As lithifying mats trap sediment and precipitate minerals, they gradually form a laminated structure that characterizes microbialites (Seong-Joo et al., 2000). In this process, the geochemical properties of the carbonate matrix play a crucial role in biomarker preservation, often favoring certain lipid families. The structure of our microbialite from Pozo Bravo mainly consists of amorphous micritic laminae with irregular thick layers (Fig. 1H), where nanoscale carbonate crystals encapsulate organic matter during precipitation (Gomez et al., 2014). Lipids physically entrapped within these carbonate microcrystals likely benefit from enhanced protection against UV-B radiation and oxidizing agents; thus, the microcrystals offer some defense against degradation. ever, early diagenesis can partially compromise this intracrystalline protection. Processes such as micritization or recrystallization of the carbonate matrix may alter the encapsulated lipids’ integrity, which may explain the considerably lower concentrations of distinct lipid biomarkers observed in the microbialite compared with the lithifying and soft microbial mats.
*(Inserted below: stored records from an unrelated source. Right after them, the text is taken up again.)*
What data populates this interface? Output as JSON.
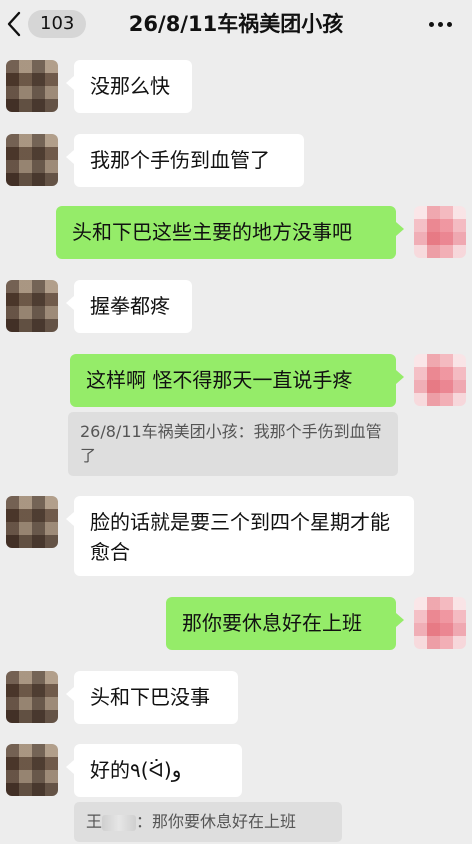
{
  "header": {
    "back_badge": "103",
    "title": "26/8/11车祸美团小孩"
  },
  "messages": [
    {
      "side": "left",
      "text": "没那么快"
    },
    {
      "side": "left",
      "text": "我那个手伤到血管了"
    },
    {
      "side": "right",
      "text": "头和下巴这些主要的地方没事吧"
    },
    {
      "side": "left",
      "text": "握拳都疼"
    },
    {
      "side": "right",
      "text": "这样啊 怪不得那天一直说手疼"
    },
    {
      "side": "quote",
      "text": "26/8/11车祸美团小孩：我那个手伤到血管了"
    },
    {
      "side": "left",
      "text": "脸的话就是要三个到四个星期才能愈合"
    },
    {
      "side": "right",
      "text": "那你要休息好在上班"
    },
    {
      "side": "left",
      "text": "头和下巴没事"
    },
    {
      "side": "left",
      "text": "好的٩(ᐛ)و"
    },
    {
      "side": "quote",
      "prefix": "王",
      "suffix": "：那你要休息好在上班"
    }
  ],
  "colors": {
    "background": "#ededed",
    "bubble_in": "#ffffff",
    "bubble_out": "#95ec69",
    "quote_bg": "#dedede"
  }
}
Another potential mechanism for biomarker preservation during lithification involves the interaction between organic molecules and the carbonate matrix at an intercrystalline level. These interactions can occur through physical entrapment in less protective, noncrystalline pore spaces or through adsorption onto the mineral phase via forces such as van der Waals interactions, H bonding, electrostatic attractions, and, more rarely, covalent bonding. In covalent interactions, certain lipids can form organomineral complexes, where hydroxyl groups establish H bonds with dissolved carbonate ions, or where carboxyl groups ionically bind Ca 2 + ions forming Ca -carboxylate molecular monolayers (Suess, 1970). Interestingly, CaC O 3 seems to have an affinity for organic acids and favors their adsorption (Müller and Suess, 1977; Ingalls et al., 2004). This could explain the similar average concentrations of n-alkanoic acids observed in the lithifying mat and in the microbialite (Fig. 9A). In fact, the concentration decrease from the lithifying mat to the microbialite was the smallest for all types of organic acids (Fig. 9), which highlights the effective preservation of biological fatty acids in the geological record.

Overall, various factors influence the effectiveness of organic matter preservation, emphasizing the importance of understanding the (bio)geochemical and physicochemical dynamics of the microenvironment. This understanding not only enhances the ability to predict biomarkers that represent ancient life but also aids in reconstructing past microbial communities. Additionally, recognizing which chemical interactions are most favorable for successful preservation between the geochemical setting, the mineral matrix, and certain biomarkers is vital for astrobiological missions to Mars. Selecting regions where biomarker preservation is likely will maximize the chances of capturing evidence of past life and will extend the time window through which the past can be explored.